Menurut Riyadh, Andrie Yunus aktif dalam berbagai isu yang bersinggungan dengan militer, termasuk advokasi kebangkitan militerisme dan keterlibatan dalam pengujian Undang-Undang TNI di Mahkamah Konstitusi (MK).
“Dia (Andrie) terlibat dalam advokasi kebangkitan militerisme. Di Mahkamah Konstitusi, dia menjadi saksi sekaligus pemohon judicial review, baik formil maupun materiil terhadap UU TNI. Dia juga terlibat dalam advokasi UU Peradilan Militer serta menjadi bagian dari Komisi Pencari Fakta peristiwa Agustus, yang mengindikasikan adanya keterlibatan TNI melalui Badan Intelijen Strategis (BAIS),” kata Riyadh di Jakarta, Rabu (1/4).
Riyadh juga menyoroti revisi UU TNI Nomor 3 Tahun 2025 yang merupakan perubahan atas UU Nomor 34 Tahun 2004, khususnya terkait Operasi Militer Selain Perang (OMSP).

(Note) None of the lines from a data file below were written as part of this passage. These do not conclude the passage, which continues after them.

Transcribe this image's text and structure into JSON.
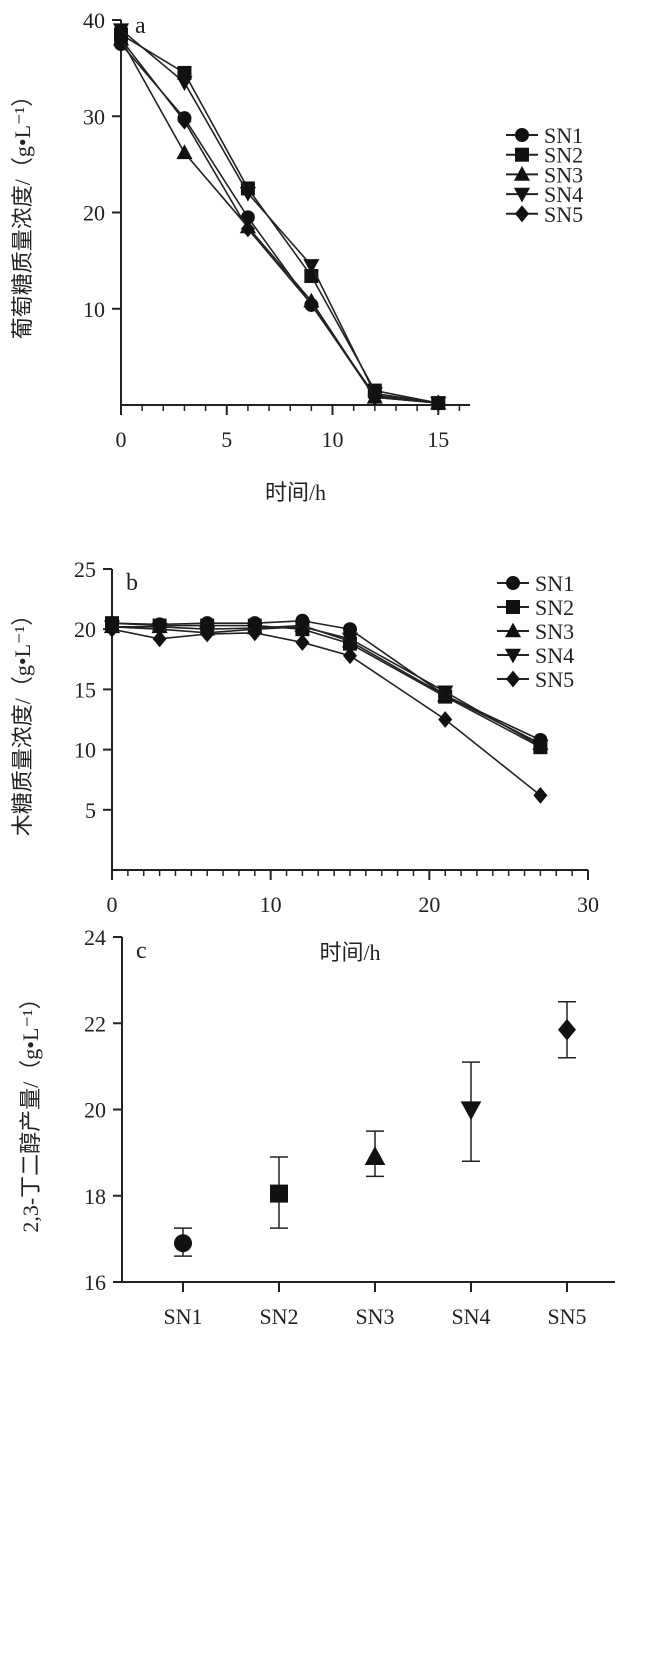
{
  "chart_data": [
    {
      "type": "line",
      "panel_label": "a",
      "xlabel": "时间/h",
      "ylabel": "葡萄糖质量浓度/（g•L⁻¹）",
      "xlim": [
        0,
        16.5
      ],
      "ylim": [
        0,
        40
      ],
      "xticks": [
        0,
        5,
        10,
        15
      ],
      "yticks": [
        10,
        20,
        30,
        40
      ],
      "legend_position": "right",
      "x": [
        0,
        3,
        6,
        9,
        12,
        15
      ],
      "series": [
        {
          "name": "SN1",
          "marker": "circle",
          "values": [
            37.5,
            29.8,
            19.5,
            10.4,
            1.0,
            0.2
          ]
        },
        {
          "name": "SN2",
          "marker": "square",
          "values": [
            38.5,
            34.5,
            22.5,
            13.4,
            1.5,
            0.2
          ]
        },
        {
          "name": "SN3",
          "marker": "triangle-up",
          "values": [
            38.0,
            26.2,
            18.5,
            10.8,
            0.8,
            0.2
          ]
        },
        {
          "name": "SN4",
          "marker": "triangle-down",
          "values": [
            39.0,
            33.5,
            22.0,
            14.5,
            1.2,
            0.2
          ]
        },
        {
          "name": "SN5",
          "marker": "diamond",
          "values": [
            38.0,
            29.5,
            18.3,
            10.5,
            0.8,
            0.2
          ]
        }
      ]
    },
    {
      "type": "line",
      "panel_label": "b",
      "xlabel": "时间/h",
      "ylabel": "木糖质量浓度/（g•L⁻¹）",
      "xlim": [
        0,
        30
      ],
      "ylim": [
        0,
        25
      ],
      "xticks": [
        0,
        10,
        20,
        30
      ],
      "yticks": [
        5,
        10,
        15,
        20,
        25
      ],
      "legend_position": "top-right",
      "x": [
        0,
        3,
        6,
        9,
        12,
        15,
        21,
        27
      ],
      "series": [
        {
          "name": "SN1",
          "marker": "circle",
          "values": [
            20.5,
            20.4,
            20.5,
            20.5,
            20.7,
            20.0,
            14.5,
            10.8
          ]
        },
        {
          "name": "SN2",
          "marker": "square",
          "values": [
            20.5,
            20.3,
            20.3,
            20.3,
            20.0,
            18.8,
            14.4,
            10.2
          ]
        },
        {
          "name": "SN3",
          "marker": "triangle-up",
          "values": [
            20.2,
            20.2,
            20.0,
            20.1,
            20.3,
            19.0,
            14.5,
            10.5
          ]
        },
        {
          "name": "SN4",
          "marker": "triangle-down",
          "values": [
            20.2,
            20.0,
            19.7,
            20.0,
            20.2,
            19.2,
            14.8,
            10.3
          ]
        },
        {
          "name": "SN5",
          "marker": "diamond",
          "values": [
            20.0,
            19.2,
            19.6,
            19.7,
            18.9,
            17.8,
            12.5,
            6.2
          ]
        }
      ]
    },
    {
      "type": "scatter",
      "panel_label": "c",
      "xlabel": "",
      "ylabel": "2,3-丁二醇产量/（g•L⁻¹）",
      "ylim": [
        16,
        24
      ],
      "yticks": [
        16,
        18,
        20,
        22,
        24
      ],
      "categories": [
        "SN1",
        "SN2",
        "SN3",
        "SN4",
        "SN5"
      ],
      "markers": [
        "circle",
        "square",
        "triangle-up",
        "triangle-down",
        "diamond"
      ],
      "values": [
        16.9,
        18.05,
        18.9,
        20.0,
        21.85
      ],
      "error_low": [
        16.6,
        17.25,
        18.45,
        18.8,
        21.2
      ],
      "error_high": [
        17.25,
        18.9,
        19.5,
        21.1,
        22.5
      ]
    }
  ]
}
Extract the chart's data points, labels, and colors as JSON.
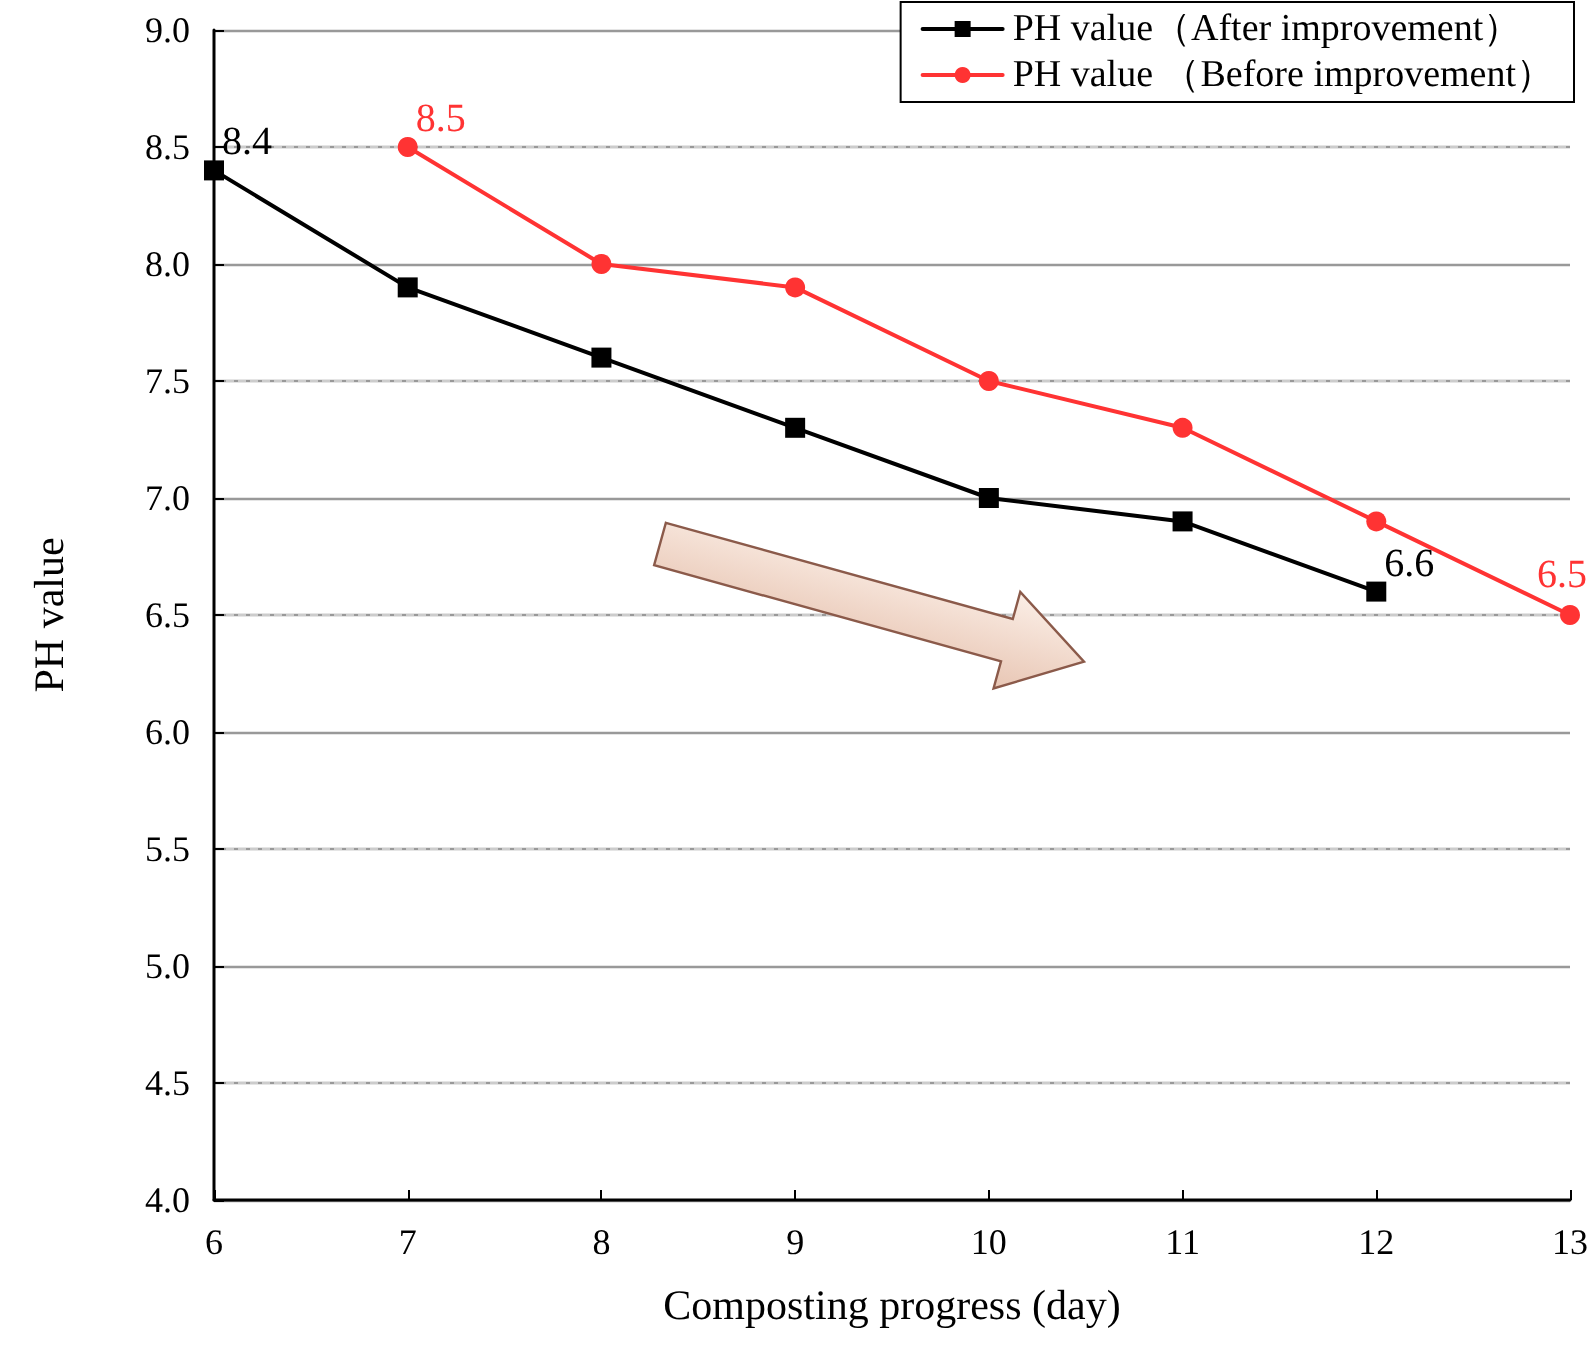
{
  "chart_data": {
    "type": "line",
    "xlabel": "Composting progress (day)",
    "ylabel": "PH value",
    "series": [
      {
        "name": "PH value（After improvement）",
        "color": "#000000",
        "marker": "square",
        "x": [
          6,
          7,
          8,
          9,
          10,
          11,
          12
        ],
        "values": [
          8.4,
          7.9,
          7.6,
          7.3,
          7.0,
          6.9,
          6.6
        ],
        "value_labels": [
          "8.4",
          null,
          null,
          null,
          null,
          null,
          "6.6"
        ]
      },
      {
        "name": "PH value （Before improvement）",
        "color": "#ff3333",
        "marker": "circle",
        "x": [
          7,
          8,
          9,
          10,
          11,
          12,
          13
        ],
        "values": [
          8.5,
          8.0,
          7.9,
          7.5,
          7.3,
          6.9,
          6.5
        ],
        "value_labels": [
          "8.5",
          null,
          null,
          null,
          null,
          null,
          "6.5"
        ]
      }
    ],
    "xlim": [
      6,
      13
    ],
    "xticks": [
      6,
      7,
      8,
      9,
      10,
      11,
      12,
      13
    ],
    "ylim": [
      4,
      9
    ],
    "yticks": [
      {
        "value": 4,
        "label": "4.0"
      },
      {
        "value": 4.5,
        "label": "4.5"
      },
      {
        "value": 5,
        "label": "5.0"
      },
      {
        "value": 5.5,
        "label": "5.5"
      },
      {
        "value": 6,
        "label": "6.0"
      },
      {
        "value": 6.5,
        "label": "6.5"
      },
      {
        "value": 7,
        "label": "7.0"
      },
      {
        "value": 7.5,
        "label": "7.5"
      },
      {
        "value": 8,
        "label": "8.0"
      },
      {
        "value": 8.5,
        "label": "8.5"
      },
      {
        "value": 9,
        "label": "9.0"
      }
    ],
    "grid": "y",
    "legend": "top right",
    "line_style": "solid"
  }
}
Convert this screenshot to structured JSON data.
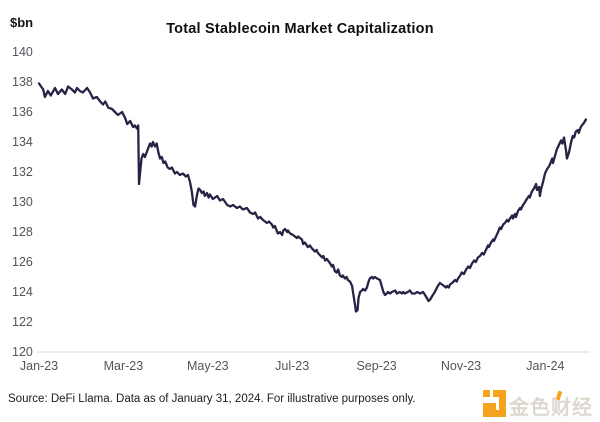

Ia menyatakan, BAIS merupakan intelijen strategis TNI yang bertugas mendeteksi dini ancaman terhadap kedaulatan negara. Karena itu, ia mempertanyakan relevansi keterlibatan BAIS dalam kasus Andrie Yunus.
“Pertanyaannya, apakah Andrie Yunus masuk dalam kategori ancaman terhadap kedaulatan negara? Dia hanya berkendara motor, bukan membawa senjata atau tank. Artinya, jika benar terlibat, maka ada penyimpangan dari tugas intelijen strategis TNI,” tegasnya.
Riyadh pun menegaskan, kasus ini tidak bisa dilihat sebagai peristiwa tunggal, melainkan bagian dari dinamika politik militer yang lebih luas, khususnya ketika terjadi pergeseran fungsi di luar ranah pertahanan.
Sebagai langkah konkret, ia mendorong pembentukan Tim Gabungan Pencari Fakta (TGPF), serta meminta aparat penegak hukum bertindak tegas dan transparan.
“Pertama, harus dibentuk TGPF. Kedua, aparat penegak hukum harus tegas. Saat ini prosesnya terkesan tertutup, publik tidak mengetahui secara jelas mengapa kasus ini tiba-tiba dilimpahkan dari kepolisian ke TNI,” jelasnya.